Spielemesse E3 - Offiziell: E3 2009 wieder im alten Format

Die Zeit der Experimente ist vorbei: Die E3 kehrt zu der Form zurück, mit der sie groß geworden ist.

von Christian Merkel,
23.10.2008 11:05 Uhr

2009 wird vom 2. bis 4. Juni die Spielemesse Electronic Entertainment Expo (E3) stattfinden. Nachdem der US-Spieleherstellerverband Entertainment Software Association (ESA) in den letzten beiden Jahren das Format der Messe radikal geändert hatte und damit wenig Erfolg hatte, wird laut einer offiziellen Ankündigung der ESA nächstes Jahr eine E3 nach altem Strickmuster stattfinden. Das heißt: Wie bei normalen Fachmessen sind alle Vertreter der Branche eingeladen, diesen Event zu besuchen. Für die E3 sind das alle Leute, die in der Spieleindustrie arbeiten, Journalisten aus dem In- und Ausland, Analysten, Spieleverkäufer, Entwickler und deren Geschäftspartner. Wie eine Spielemesse mit allen relevanten Fachbesuchern aussehen wird, fasst der Ubisoft-Amerika-Chef Laurent Detoc zusammen: "Die Größe der Videospieleindustrie hat sich seit 2006, als wir die letzte echte E3 hatten, verdoppelt. Deswegen machen Sie sich auf ein Feuerwerk gefasst!"

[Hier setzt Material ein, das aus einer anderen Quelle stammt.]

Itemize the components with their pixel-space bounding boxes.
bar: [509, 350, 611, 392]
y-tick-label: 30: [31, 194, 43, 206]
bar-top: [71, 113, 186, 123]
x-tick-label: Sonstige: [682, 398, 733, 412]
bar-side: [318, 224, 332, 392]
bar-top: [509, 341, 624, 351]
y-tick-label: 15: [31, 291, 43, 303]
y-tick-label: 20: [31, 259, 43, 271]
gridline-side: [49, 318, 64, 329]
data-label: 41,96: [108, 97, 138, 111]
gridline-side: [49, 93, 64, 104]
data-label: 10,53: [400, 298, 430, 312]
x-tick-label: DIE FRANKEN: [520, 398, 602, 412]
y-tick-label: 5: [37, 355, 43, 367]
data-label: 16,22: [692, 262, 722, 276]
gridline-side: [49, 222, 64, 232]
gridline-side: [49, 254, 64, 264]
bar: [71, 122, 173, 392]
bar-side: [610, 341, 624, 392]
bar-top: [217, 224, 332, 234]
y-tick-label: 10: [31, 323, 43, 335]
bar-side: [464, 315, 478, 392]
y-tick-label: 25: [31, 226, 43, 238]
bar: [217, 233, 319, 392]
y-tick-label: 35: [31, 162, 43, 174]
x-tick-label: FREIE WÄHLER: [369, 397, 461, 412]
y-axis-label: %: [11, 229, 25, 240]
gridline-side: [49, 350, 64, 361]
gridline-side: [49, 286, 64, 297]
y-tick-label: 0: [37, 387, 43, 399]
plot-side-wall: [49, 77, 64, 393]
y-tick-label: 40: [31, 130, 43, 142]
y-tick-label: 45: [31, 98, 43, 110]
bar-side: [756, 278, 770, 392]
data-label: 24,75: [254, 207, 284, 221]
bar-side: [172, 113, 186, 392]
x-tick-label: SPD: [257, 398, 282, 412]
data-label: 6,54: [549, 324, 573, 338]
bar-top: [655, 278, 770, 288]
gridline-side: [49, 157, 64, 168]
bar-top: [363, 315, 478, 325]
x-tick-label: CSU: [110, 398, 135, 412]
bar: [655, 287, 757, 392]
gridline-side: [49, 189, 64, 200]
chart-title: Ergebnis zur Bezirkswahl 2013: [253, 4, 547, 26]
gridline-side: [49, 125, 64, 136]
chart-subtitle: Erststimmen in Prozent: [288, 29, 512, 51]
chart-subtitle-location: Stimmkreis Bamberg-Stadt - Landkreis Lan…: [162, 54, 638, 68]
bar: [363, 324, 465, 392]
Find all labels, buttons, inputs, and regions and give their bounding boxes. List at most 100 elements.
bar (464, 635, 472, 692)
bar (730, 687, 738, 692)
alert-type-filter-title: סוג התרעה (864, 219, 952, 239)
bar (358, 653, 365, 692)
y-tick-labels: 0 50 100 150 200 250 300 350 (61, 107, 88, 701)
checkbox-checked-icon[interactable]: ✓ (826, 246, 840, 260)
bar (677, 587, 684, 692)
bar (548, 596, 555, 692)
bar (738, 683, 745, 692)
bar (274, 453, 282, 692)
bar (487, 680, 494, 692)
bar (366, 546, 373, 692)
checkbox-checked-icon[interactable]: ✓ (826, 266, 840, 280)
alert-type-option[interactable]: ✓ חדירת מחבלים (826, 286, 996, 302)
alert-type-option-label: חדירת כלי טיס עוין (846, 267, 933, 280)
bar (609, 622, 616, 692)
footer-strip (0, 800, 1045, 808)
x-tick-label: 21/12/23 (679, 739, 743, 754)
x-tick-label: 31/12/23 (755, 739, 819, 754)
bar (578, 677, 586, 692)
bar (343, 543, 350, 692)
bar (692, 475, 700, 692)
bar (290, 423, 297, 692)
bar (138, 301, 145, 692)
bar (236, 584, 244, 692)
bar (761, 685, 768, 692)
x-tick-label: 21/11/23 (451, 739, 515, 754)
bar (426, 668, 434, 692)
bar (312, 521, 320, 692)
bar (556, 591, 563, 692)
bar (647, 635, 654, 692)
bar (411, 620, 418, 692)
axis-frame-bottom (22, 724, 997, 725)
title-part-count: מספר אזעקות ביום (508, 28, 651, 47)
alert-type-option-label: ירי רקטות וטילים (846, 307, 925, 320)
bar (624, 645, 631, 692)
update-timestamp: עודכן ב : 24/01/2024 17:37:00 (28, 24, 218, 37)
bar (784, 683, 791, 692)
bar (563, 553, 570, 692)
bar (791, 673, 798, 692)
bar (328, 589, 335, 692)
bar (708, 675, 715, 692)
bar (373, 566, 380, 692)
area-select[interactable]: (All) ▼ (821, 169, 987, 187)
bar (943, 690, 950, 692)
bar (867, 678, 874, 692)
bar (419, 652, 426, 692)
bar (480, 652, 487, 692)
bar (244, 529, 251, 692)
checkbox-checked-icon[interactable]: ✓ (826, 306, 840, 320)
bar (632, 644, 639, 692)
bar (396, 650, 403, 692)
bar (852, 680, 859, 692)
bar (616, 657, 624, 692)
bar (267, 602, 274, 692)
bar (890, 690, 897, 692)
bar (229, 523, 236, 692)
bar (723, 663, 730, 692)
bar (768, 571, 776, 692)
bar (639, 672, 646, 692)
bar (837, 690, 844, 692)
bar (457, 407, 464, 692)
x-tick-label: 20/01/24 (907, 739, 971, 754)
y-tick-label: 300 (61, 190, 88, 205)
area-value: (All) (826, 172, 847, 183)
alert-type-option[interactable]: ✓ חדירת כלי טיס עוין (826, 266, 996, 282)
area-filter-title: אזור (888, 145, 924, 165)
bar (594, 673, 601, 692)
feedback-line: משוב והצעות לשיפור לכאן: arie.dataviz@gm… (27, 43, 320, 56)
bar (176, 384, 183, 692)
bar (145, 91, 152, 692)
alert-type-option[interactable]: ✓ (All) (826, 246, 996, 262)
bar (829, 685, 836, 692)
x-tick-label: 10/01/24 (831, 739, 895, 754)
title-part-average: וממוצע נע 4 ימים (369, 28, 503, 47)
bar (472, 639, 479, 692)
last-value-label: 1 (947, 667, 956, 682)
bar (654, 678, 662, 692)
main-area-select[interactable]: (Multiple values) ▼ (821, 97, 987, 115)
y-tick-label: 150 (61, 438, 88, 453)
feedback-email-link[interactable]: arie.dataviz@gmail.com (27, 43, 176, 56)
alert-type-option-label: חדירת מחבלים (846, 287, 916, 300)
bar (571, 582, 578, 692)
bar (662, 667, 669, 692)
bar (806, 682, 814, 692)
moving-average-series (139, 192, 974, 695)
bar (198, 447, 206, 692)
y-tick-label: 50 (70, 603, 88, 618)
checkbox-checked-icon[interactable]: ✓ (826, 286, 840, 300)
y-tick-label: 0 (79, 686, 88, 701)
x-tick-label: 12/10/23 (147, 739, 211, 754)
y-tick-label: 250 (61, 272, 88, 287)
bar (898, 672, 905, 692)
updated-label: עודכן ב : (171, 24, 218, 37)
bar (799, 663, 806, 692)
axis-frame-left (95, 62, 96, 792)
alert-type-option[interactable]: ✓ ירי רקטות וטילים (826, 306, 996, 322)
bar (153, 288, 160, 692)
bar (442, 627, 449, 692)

Im Jahr 2005 und 2006 waren zwischen 60.000 und 70.000 Fachbesucher in den Hallen des Los Angeles Convention Center unterwegs. Dummerweise ist das Messegelände in LA nicht so geräumig wie etwa in Leipzig. Wegen der Enge wurde die E3 sowohl von ausstellenden Firmen als auch den Besuchern häufig kritisiert. Eine vernünftige Berichterstattung war für Journalisten zum Beispiel nur mit einer effizienten Vorab-Planung möglich. Außerdem klagten die Aussteller über horrende Kosten. Dies scheint aber mittlerweile egal zu sein, da in den letzten beiden Jahren die E3 ihren Charakter als Leitmesse verloren hatte. Außerdem verspricht der Chef der ESA Michael D. Gallagher: "Der Umfang, der Fokus und die Qualität der Änderungen, die wir vorgenommen haben, werden die E3 zu einem Pflichttermin machen." Selbst die früheren E3-Skeptiker von Electronic Arts freuen sich auf eine gute alte E3. EA-Chef John Riccitiello kommentiert: "Die E3-Messe wird die überragende nordamerikanische Spieleshow werden. Der neue und größere Event ist besser für Industrievertreter und ernsthafte Spieler."

Die ESA hat 2007 große Änderungen an der Messe vorgenommen. Anstatt jedem Vertreter der Messe den Zugang zu gestatten, hat der Verband mit der Hilfe der Spielehersteller nur noch wenige tausend Journalisten eingeladen. Außerdem wurde, um Kosten zu sparen, der Standort in einen Hangar in Santa Monica und mehrere Hotels in der Umgebung verlegt. 2008 fand die gesamte Veranstaltung wieder im gewohnten Los Angeles Convention statt. Da aber weiterhin nur wenige Teilnehmer zugelassen waren, glich die E3 2008 eher einem Friedhof: Tummelten sich 2006 noch 70.000 Menschen auf der Messe, verliefen sich jetzt in den gleichen Räumlichkeiten circa 6000 Leute.